Mes filles et leurs copines jouent en ce moment à la
roulette russe avec des bonbons très particuliers. Je ne sais pas si vous
connaissez le principe mais dans un même paquet, des bonbons de couleur
identique cachent des goûts très différents comme par exemple noix de coco ou
lingette, pêche ou vomi, poire ou crotte de nez, j’en passe et des meilleurs.
On choisit donc au hasard avec une chance sur deux de tomber sur un truc
infect. Fou rire assuré ! Et bien je trouve que c’est un peu la même chose
avec les nouvelles (le fou rire en moins). Et davantage encore avec les
micro-nouvelles, où l’on sait en quelques lignes si l’on est tombé sur une
bonne ou une mauvaise pioche.
Avec David Thomas, maître ès micro-nouvelles, il n’y a
aucune mauvaise surprise à attendre, chacun de ses textes étant divinement
savoureux. J’avais déjà eu l’occasion de m’en rendre compte avec « On ne va passe se raconter d’histoire », j’en ai eu la confirmation avec ce petit recueil
qui est en fait sa première publication. Dans un genre différent, Thomas me
fait le même effet qu’Etgar Keret, une délicieuse sensation difficilement
explicable. D’ailleurs, comme pour Keret, je me dis que j’adorerais écrire
comme lui. Et avoir ce sens de l’oralité au rythme très littéraire, cette
dérision, cette acidité mordante alliée à un humour aigre-doux, cette lucidité
sur la vie et ses travers, cette ironie ne s’abaissant jamais au cynisme, cet art
de la chute.
Au fil de ces soixante-treize textes brefs, il dresse des
portraits d'hommes et de femmes aux vies ordinaires en prise avec leurs doutes,
leurs convictions, leurs failles, leurs forces et leurs petitesses. Des petits riens : des lâchetés,
des regrets, des mesquineries, des chamailleries de couples usés par le temps
et le quotidien, des reproches que l’on se jette au visage sans prendre de gant, de la mauvaise foi. Des petits riens qui pourraient sans problèmes être les nôtres (les miens
en tout cas). Mais tout cela reste incroyablement vivifiant, furieusement drôle
et merveilleusement écrit.
« La patience des buffles sous la pluie fait partie de
ces livres à la fois formidablement simples et sobrement raffinés qui nous
rendent intelligibles à nous-mêmes, qui nous rattachent les uns aux autres,
nous donnent envie de tenir debout et de nous ancrer encore plus profondément
dans cette étrange activité suicidaire qu’est la vie. » Je ne pourrais
jamais dire les choses mieux que Jean-Paul Dubois.

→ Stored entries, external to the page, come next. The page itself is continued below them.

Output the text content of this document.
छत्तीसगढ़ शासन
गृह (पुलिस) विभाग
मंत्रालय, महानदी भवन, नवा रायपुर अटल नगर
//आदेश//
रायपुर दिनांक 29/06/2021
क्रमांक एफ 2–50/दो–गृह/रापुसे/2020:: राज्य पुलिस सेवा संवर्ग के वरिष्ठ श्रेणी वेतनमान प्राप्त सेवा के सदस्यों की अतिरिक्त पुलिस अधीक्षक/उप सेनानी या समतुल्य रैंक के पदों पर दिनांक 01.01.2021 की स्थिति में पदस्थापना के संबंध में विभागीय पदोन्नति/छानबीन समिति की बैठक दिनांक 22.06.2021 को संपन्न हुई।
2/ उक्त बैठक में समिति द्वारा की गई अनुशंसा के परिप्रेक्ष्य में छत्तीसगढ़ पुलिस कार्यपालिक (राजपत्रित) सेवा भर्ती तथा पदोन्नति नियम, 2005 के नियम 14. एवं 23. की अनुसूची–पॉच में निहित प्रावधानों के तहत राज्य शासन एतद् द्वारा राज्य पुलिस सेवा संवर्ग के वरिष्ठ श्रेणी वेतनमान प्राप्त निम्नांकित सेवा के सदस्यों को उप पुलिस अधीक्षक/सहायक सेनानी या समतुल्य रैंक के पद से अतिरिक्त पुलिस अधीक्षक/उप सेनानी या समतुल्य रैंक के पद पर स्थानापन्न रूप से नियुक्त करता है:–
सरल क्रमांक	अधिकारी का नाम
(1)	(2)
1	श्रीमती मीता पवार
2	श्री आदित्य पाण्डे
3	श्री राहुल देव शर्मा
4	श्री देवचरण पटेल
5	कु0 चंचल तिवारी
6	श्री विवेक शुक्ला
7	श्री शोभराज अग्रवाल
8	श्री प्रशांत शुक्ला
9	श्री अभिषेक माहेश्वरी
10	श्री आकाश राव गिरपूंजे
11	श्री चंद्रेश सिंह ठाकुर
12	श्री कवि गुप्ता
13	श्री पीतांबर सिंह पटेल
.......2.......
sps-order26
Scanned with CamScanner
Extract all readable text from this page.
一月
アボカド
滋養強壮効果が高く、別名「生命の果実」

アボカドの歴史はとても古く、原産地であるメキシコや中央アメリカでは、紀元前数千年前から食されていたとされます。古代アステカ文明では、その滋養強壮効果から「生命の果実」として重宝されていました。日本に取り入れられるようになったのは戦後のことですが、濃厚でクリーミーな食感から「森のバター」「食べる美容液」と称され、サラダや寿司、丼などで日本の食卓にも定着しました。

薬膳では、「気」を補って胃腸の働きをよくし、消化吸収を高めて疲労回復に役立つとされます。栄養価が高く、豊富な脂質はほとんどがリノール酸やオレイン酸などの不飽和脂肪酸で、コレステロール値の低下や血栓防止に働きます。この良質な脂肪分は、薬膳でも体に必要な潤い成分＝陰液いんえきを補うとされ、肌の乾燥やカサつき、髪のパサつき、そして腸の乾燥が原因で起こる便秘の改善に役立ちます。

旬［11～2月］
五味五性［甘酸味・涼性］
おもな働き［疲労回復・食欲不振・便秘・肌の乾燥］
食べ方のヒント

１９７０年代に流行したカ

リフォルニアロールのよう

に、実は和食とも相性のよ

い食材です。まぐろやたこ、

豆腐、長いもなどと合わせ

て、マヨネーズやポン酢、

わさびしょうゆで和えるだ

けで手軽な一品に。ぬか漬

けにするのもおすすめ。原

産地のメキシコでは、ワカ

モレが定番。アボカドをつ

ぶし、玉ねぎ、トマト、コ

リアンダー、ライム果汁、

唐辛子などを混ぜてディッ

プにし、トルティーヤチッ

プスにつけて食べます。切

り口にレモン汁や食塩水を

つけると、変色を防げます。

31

La patience des buffles sous la pluie de David Thomas. Le
livre de poche, 2011. 155 pages.
Un lecture commune avec Noukette qui me tenait à cœur. Parce que ce vendredi est un peu particulier
pour moi et surtout parce que c’est elle qui m’a offert ce livre à l’occasion d’une
journée mémorable en sa compagnie dont je ne vous donnerais évidemment aucun
détail.
Extraits :
Slip
Tu sais quoi ? Je crois qu'il va falloir inventer une façon plus sexy de mettre son slip. Parce que de te voir tous les matins plié en deux, les bras qui pendouillent et les jambes qui visent le trou, franchement, ça va pas. ça colle pas avec ton image d'homme élégant. ça casse quelque chose. Alors, je sais pas, débrouille-toi comme tu veux mais trouve une autre façon d'enfiler ton slip.
(Ma femme aurait pu écrire ce texte !!!!!)
Passé
Pour la première fois de ma vie mon passé me surprend. J'ai envie de parler en silence. De me parler. J'ai envie que ce jeune type qui ne sait pas ce qui l'attend mais qui porte son sourire comme un laisser-passer s'avance vers moi. J'aimerais le voir arriver vers moi avec mes vingt ans de moins, s'asseoir à mes côtés, me sourire timidement, mettre ses mains dans ses poches et garder le silence. J'aimerais que ce jeune type avec mes vingt ans de moins ne me juge pas. J'aimerais qu'il me pardonne de l'avoir trahi.
Quatorze fois
Tu me fais un petit bisou ? On va se prendre un petit café ? Je fume une petite clope et on y va. Si on se faisait un petit ciné ce soir ? Ou alors on reste tranquilles avec un bon petit bouquin. Devant un petit feu... Tu sais ce qui me ferait plaisir pour les vacances ? C'est un petit voyage en Italie. T'as vu mon petit haut ? Je vais te faire une petite pipe. T'as un petit air bizarre...
En dix minutes, elle a trouvé le moyen de dire petit au moins quatorze fois. Quelque chose me dit que je ne vais rien vivre de grand avec cette fille.